Do not hide your face from me,
do not turn your servant away in anger;
you have been my helper.
Do not reject me or forsake me,
God my Savior.

In evermore, I hear the themes of another love story—the biblical one.

Similarly, in her song “ivy” Swift explores the idea of finding love in a hostile world. She sings to her lover: “How's one to know? / I'd meet you where the spirit meets the bones / In a faith forgotten land.” Here in the dreamland she creates with her partner, her sorrow turns to joy—indicated by a banjo-heavy change of minor chords to major chords, which “cover” her like ivy growing over a quiet cottage in the woods. It reminds me of how God is described as a “shield” in Psalm 28:

The Lord is my strength and my shield;
my heart trusts in him, and he helps me.
My heart leaps for joy,
and with my song I praise him.

Still, for all of Swift’s hopeful pondering, it only feels like an ember of joy trying to beat back the darkness, as the last track, “evermore,” fades. Although Swift journeys from a place of pain to a place of hope by the end of the song, I can’t help but feel that her hope is unsustainable. Backed by a single piano line, Swift delivers these meditative verses: “I couldn't be sure / I had a feeling so peculiar / that this pain would be for / Evermore.” This is contrasted by the rousing, pulsing chorus and bridge featuring Bon Iver’s Justin Vernon: “Oh, can we just get a pause? / To be certain, we'll be tall again / Whether weather be the frost / or the violence of the dog days.” When Taylor returns to her meditative state, we can tell she has edged closer to the light—“And I couldn't be sure / I had a feeling so peculiar / This pain wouldn't be for / Evermore”—yet her hope still resembles a wish or a dream.

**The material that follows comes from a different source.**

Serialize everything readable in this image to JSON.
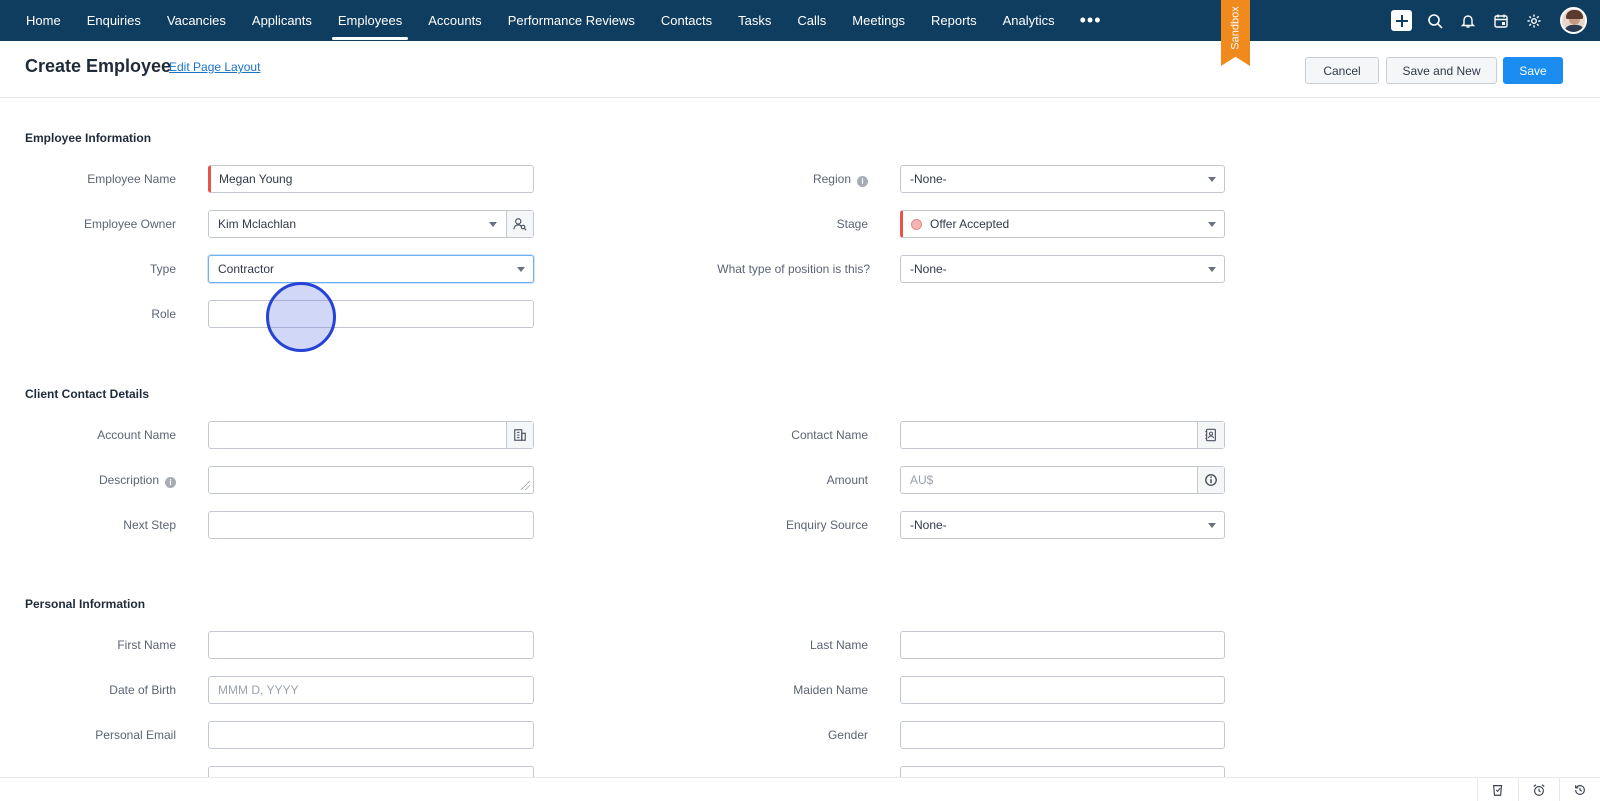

The journey the Psalms takes us on is also a journey from sorrow to joy. The biblical idea of hope, however, is a promised reality that is both here and still coming. It is something that we have experienced and believe in, rather than wish for or dream about. Swift’s tales of infidelity end in a nostalgic reflection of what went wrong, what she learned, and how she is finding healing in herself or a new relationship. But scripture tells us of a holistic redemption. In the story of unfaithful Israel, we learn about a steadfast God who never breaks his covenants. Moreover, the people of Israel already know that God will remain faithful in the face of their infidelity because they know how God has acted in the past.

In Psalm 30, the Israelites can visualize and believe in that forgiveness, even while they are still in bondage to the Babylonians. They are anticipating a return to their homeland and to the presence of the Lord:

Sing the praises of the Lord, you his faithful people;
praise his holy name.
For his anger lasts only a moment,
but his favor lasts a lifetime;
weeping may stay for the night,
but rejoicing comes in the morning.

This is our hope too. This is the ultimate love story: though we turn away and break our promises, though we sin against God and one another in unimaginable ways, we are never too far from forgiveness. There is no darkness too dark for God’s light to reach us. This is the scandalous promise of the new covenant: that even in our sin, Christ died for us and will be with us always, even to the end of the age. We are all exiles who have lost their true identity, who have been stranded with no direction. But in Christ we are part of the family of God, who has been faithful, and will remain faithful, forevermore.